Everything begins with learning to feel comfortable with a pen, pencil or brush in your hand.
Penmanship students come to weekly classes; calligraphy students come whenever they want after they’ve learned the basics.
“I tell them all to take the tools — the pens and inks — and go practice and play with them and have fun. More than anything, I want them to enjoy it,” she said. “You don’t have to be a monk to do calligraphy or have nice handwriting.”
One of her students, a teenage girl, loves to experiment. “She’s just fearless. That makes me very happy because I love projects that push me to experiment — and students who want to take chances and try new techniques.”
Her students range in age from 8 to over 80 and many of them drop by the store just to say hello or show Serra a new project they’re working on.
Island resident Roy Jackson, a retired art director who worked at ad agencies in Seattle, visits frequently to chat and share samples of different styles of calligraphy he’s found. Designer Walter Bell often stops by to show Serra some of the colorful new papers he has created.
Eve Laeger of Port Ludlow needed to know how to fix her new fountain pen when the ink suddenly wouldn’t flow. Serra simply dipped the pen’s point in a tiny container of water and the ink immediately flowed freely. “In this dry weather, ink dries out really quickly.
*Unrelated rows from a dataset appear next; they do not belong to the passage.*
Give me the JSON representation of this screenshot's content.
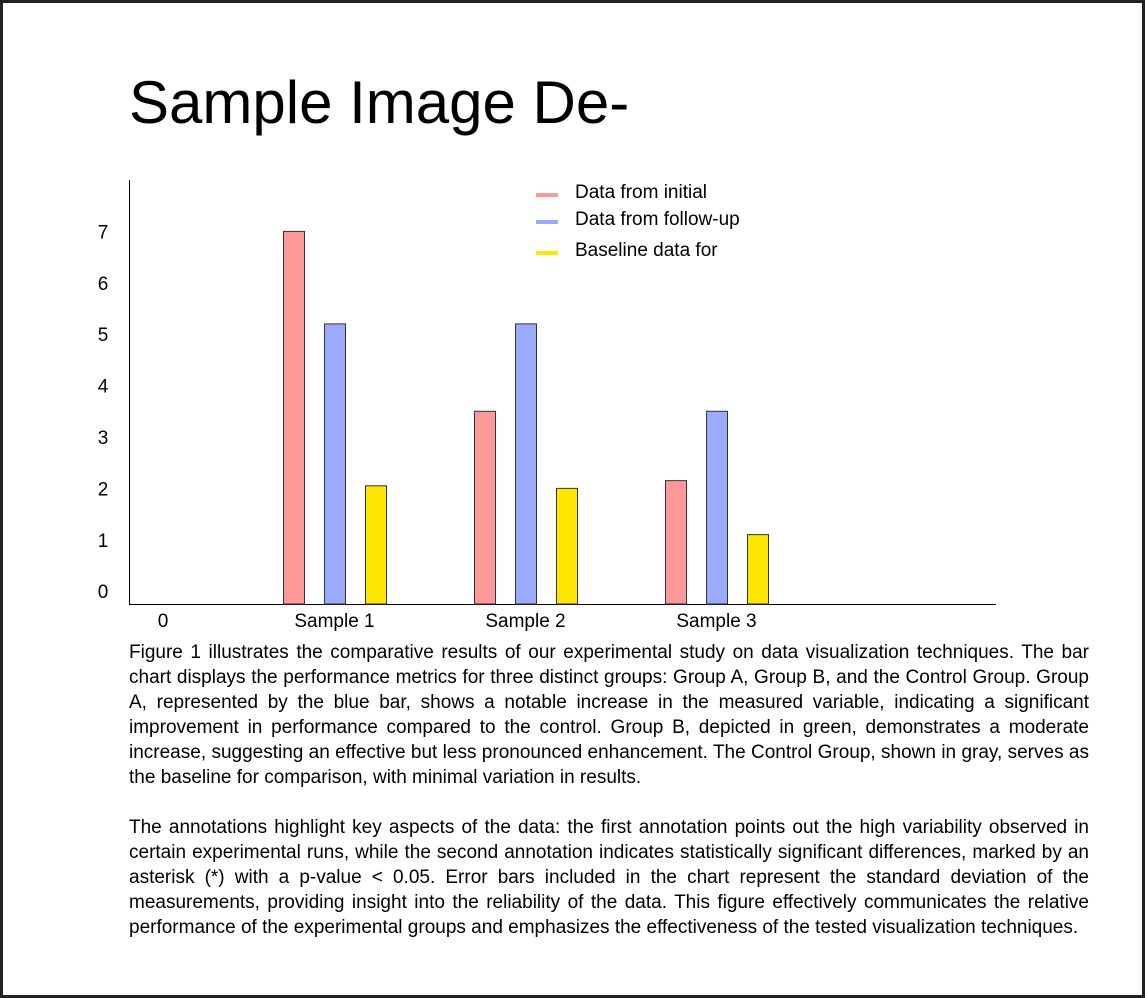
{
  "page": {
    "title": "Sample Image De-"
  },
  "chart_data": {
    "type": "bar",
    "title": "",
    "xlabel": "",
    "ylabel": "",
    "categories": [
      "Sample 1",
      "Sample 2",
      "Sample 3"
    ],
    "x_origin_label": "0",
    "yticks": [
      0,
      1,
      2,
      3,
      4,
      5,
      6,
      7
    ],
    "ylim": [
      -0.25,
      8
    ],
    "grid": false,
    "legend_position": "top-center",
    "series": [
      {
        "name": "Data from initial",
        "color": "#ff9999",
        "values": [
          7.0,
          3.5,
          2.15
        ]
      },
      {
        "name": "Data from follow-up",
        "color": "#99aaff",
        "values": [
          5.2,
          5.2,
          3.5
        ]
      },
      {
        "name": "Baseline data for",
        "color": "#ffe600",
        "values": [
          2.05,
          2.0,
          1.1
        ]
      }
    ]
  },
  "caption": {
    "paragraph_1": "Figure 1 illustrates the comparative results of our experimental study on data visualization techniques. The bar chart displays the performance metrics for three distinct groups: Group A, Group B, and the Control Group. Group A, represented by the blue bar, shows a notable increase in the measured variable, indicating a significant improvement in performance compared to the control. Group B, depicted in green, demonstrates a moderate increase, suggesting an effective but less pronounced enhancement. The Control Group, shown in gray, serves as the baseline for comparison, with minimal variation in results.",
    "paragraph_2": "The annotations highlight key aspects of the data: the first annotation points out the high variability observed in certain experimental runs, while the second annotation indicates statistically significant differences, marked by an asterisk (*) with a p-value < 0.05. Error bars included in the chart represent the standard deviation of the measurements, providing insight into the reliability of the data. This figure effectively communicates the relative performance of the experimental groups and emphasizes the effectiveness of the tested visualization techniques."
  }
}
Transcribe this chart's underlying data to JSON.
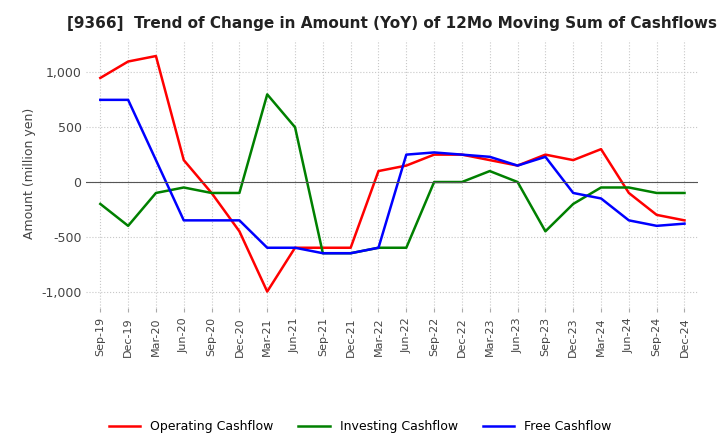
{
  "title": "[9366]  Trend of Change in Amount (YoY) of 12Mo Moving Sum of Cashflows",
  "ylabel": "Amount (million yen)",
  "x_labels": [
    "Sep-19",
    "Dec-19",
    "Mar-20",
    "Jun-20",
    "Sep-20",
    "Dec-20",
    "Mar-21",
    "Jun-21",
    "Sep-21",
    "Dec-21",
    "Mar-22",
    "Jun-22",
    "Sep-22",
    "Dec-22",
    "Mar-23",
    "Jun-23",
    "Sep-23",
    "Dec-23",
    "Mar-24",
    "Jun-24",
    "Sep-24",
    "Dec-24"
  ],
  "operating": [
    950,
    1100,
    1150,
    200,
    -100,
    -450,
    -1000,
    -600,
    -600,
    -600,
    100,
    150,
    250,
    250,
    200,
    150,
    250,
    200,
    300,
    -100,
    -300,
    -350
  ],
  "investing": [
    -200,
    -400,
    -100,
    -50,
    -100,
    -100,
    800,
    500,
    -650,
    -650,
    -600,
    -600,
    0,
    0,
    100,
    0,
    -450,
    -200,
    -50,
    -50,
    -100,
    -100
  ],
  "free": [
    750,
    750,
    200,
    -350,
    -350,
    -350,
    -600,
    -600,
    -650,
    -650,
    -600,
    250,
    270,
    250,
    230,
    150,
    230,
    -100,
    -150,
    -350,
    -400,
    -380
  ],
  "ylim": [
    -1150,
    1300
  ],
  "yticks": [
    -1000,
    -500,
    0,
    500,
    1000
  ],
  "operating_color": "#ff0000",
  "investing_color": "#008000",
  "free_color": "#0000ff",
  "grid_color": "#c8c8c8",
  "bg_color": "#ffffff"
}
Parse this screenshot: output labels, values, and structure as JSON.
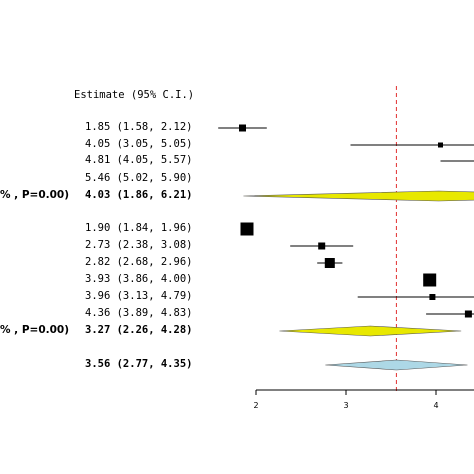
{
  "chart_data": {
    "type": "forest",
    "header": "Estimate (95% C.I.)",
    "reference_line": 3.56,
    "x_ticks": [
      "2",
      "3",
      "4"
    ],
    "xlim": [
      2,
      4.4
    ],
    "rows": [
      {
        "kind": "study",
        "label": "1.85 (1.58, 2.12)",
        "est": 1.85,
        "lo": 1.58,
        "hi": 2.12,
        "weight": 0.4
      },
      {
        "kind": "study",
        "label": "4.05 (3.05, 5.05)",
        "est": 4.05,
        "lo": 3.05,
        "hi": 5.05,
        "weight": 0.2
      },
      {
        "kind": "study",
        "label": "4.81 (4.05, 5.57)",
        "est": 4.81,
        "lo": 4.05,
        "hi": 5.57,
        "weight": 0.2
      },
      {
        "kind": "study",
        "label": "5.46 (5.02, 5.90)",
        "est": 5.46,
        "lo": 5.02,
        "hi": 5.9,
        "weight": 0.3
      },
      {
        "kind": "summary",
        "label": "4.03 (1.86, 6.21)",
        "het": "% , P=0.00)",
        "est": 4.03,
        "lo": 1.86,
        "hi": 6.21,
        "color": "#e8e800"
      },
      {
        "kind": "study",
        "label": "1.90 (1.84, 1.96)",
        "est": 1.9,
        "lo": 1.84,
        "hi": 1.96,
        "weight": 1.0
      },
      {
        "kind": "study",
        "label": "2.73 (2.38, 3.08)",
        "est": 2.73,
        "lo": 2.38,
        "hi": 3.08,
        "weight": 0.4
      },
      {
        "kind": "study",
        "label": "2.82 (2.68, 2.96)",
        "est": 2.82,
        "lo": 2.68,
        "hi": 2.96,
        "weight": 0.7
      },
      {
        "kind": "study",
        "label": "3.93 (3.86, 4.00)",
        "est": 3.93,
        "lo": 3.86,
        "hi": 4.0,
        "weight": 1.0
      },
      {
        "kind": "study",
        "label": "3.96 (3.13, 4.79)",
        "est": 3.96,
        "lo": 3.13,
        "hi": 4.79,
        "weight": 0.3
      },
      {
        "kind": "study",
        "label": "4.36 (3.89, 4.83)",
        "est": 4.36,
        "lo": 3.89,
        "hi": 4.83,
        "weight": 0.4
      },
      {
        "kind": "summary",
        "label": "3.27 (2.26, 4.28)",
        "het": "% , P=0.00)",
        "est": 3.27,
        "lo": 2.26,
        "hi": 4.28,
        "color": "#e8e800"
      },
      {
        "kind": "overall",
        "label": "3.56 (2.77, 4.35)",
        "est": 3.56,
        "lo": 2.77,
        "hi": 4.35,
        "color": "#add8e6"
      }
    ]
  }
}
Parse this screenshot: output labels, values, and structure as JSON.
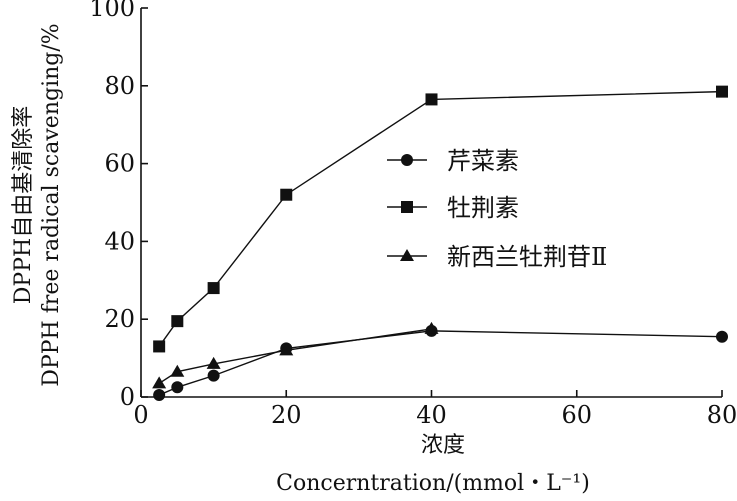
{
  "chart_data": {
    "type": "line",
    "xlabel": "浓度",
    "xlabel_en": "Concerntration/(mmol・L⁻¹)",
    "ylabel": "DPPH自由基清除率",
    "ylabel_en": "DPPH free radical scavenging/%",
    "xlim": [
      0,
      80
    ],
    "ylim": [
      0,
      100
    ],
    "xticks": [
      0,
      20,
      40,
      60,
      80
    ],
    "yticks": [
      0,
      20,
      40,
      60,
      80,
      100
    ],
    "grid": false,
    "legend_position": "center-right",
    "series": [
      {
        "name": "芹菜素",
        "marker": "circle",
        "x": [
          2.5,
          5,
          10,
          20,
          40,
          80
        ],
        "y": [
          0.5,
          2.5,
          5.5,
          12.5,
          17.0,
          15.5
        ]
      },
      {
        "name": "牡荆素",
        "marker": "square",
        "x": [
          2.5,
          5,
          10,
          20,
          40,
          80
        ],
        "y": [
          13.0,
          19.5,
          28.0,
          52.0,
          76.5,
          78.5
        ]
      },
      {
        "name": "新西兰牡荆苷Ⅱ",
        "marker": "triangle",
        "x": [
          2.5,
          5,
          10,
          20,
          40
        ],
        "y": [
          3.5,
          6.5,
          8.5,
          12.0,
          17.5
        ]
      }
    ]
  }
}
So all you need to do is dip your pen in water,” she said with a smile.
Those kinds of interactions with customers and visitors are special moments. “One of the things I love best about the shop is the people who come in here,” she said. “It makes me so happy when someone walks in who didn’t plan to do any handwriting — and then they get excited about it.”
Serra recalled a customer from Houston, Texas, who stopped by the store. “I gave him a pen and later he wrote me a thank-you note saying, ‘I could have sent you an email but I wanted to send you a handwritten card instead.'”
Another time, she gave a dipping pen to a little boy whose parents had come into the shop. “I made a deal with him that I’d also give him a bottle of ink if he promised to write me a letter,” she said. “He jumped up and down and said, ‘This is the best day of my life!’
“That is why I do this. I have no words to describe moments like that.”
Navy folks who want to write letters to their loved ones are drawn to her shop for fountain pens and inks.
She encourages grandparents to write letters to their grandkids. “I tell them that if they write to a child, the child will write them back,” she said.
Recently, she handwrote a letter to the king of Tonga for a customer who was returning a rare fabric that the king had given to her late husband. “Her husband died and she thought the treasure should be returned to its original country,” Serra said.
At the top of the letter, Serra added a drawing of one of the symbols on the fabric.
She’s also designing and lettering a Christmas card for a monk at St. Martin’s College in Olympia.
Each project has a story both the sender and the recipient will treasure.
“People shouldn’t be fearful of their own handwriting,” she said. “Everyone’s handwriting has character and is an extension of their personality. Everyone should enjoy writing and have fun with it.”
Helping people find that joy is a gift Serra loves to give to anyone willing to try.
“It’s a gift I can give to young and old that I hope will stay with them for the rest of their life,” she said.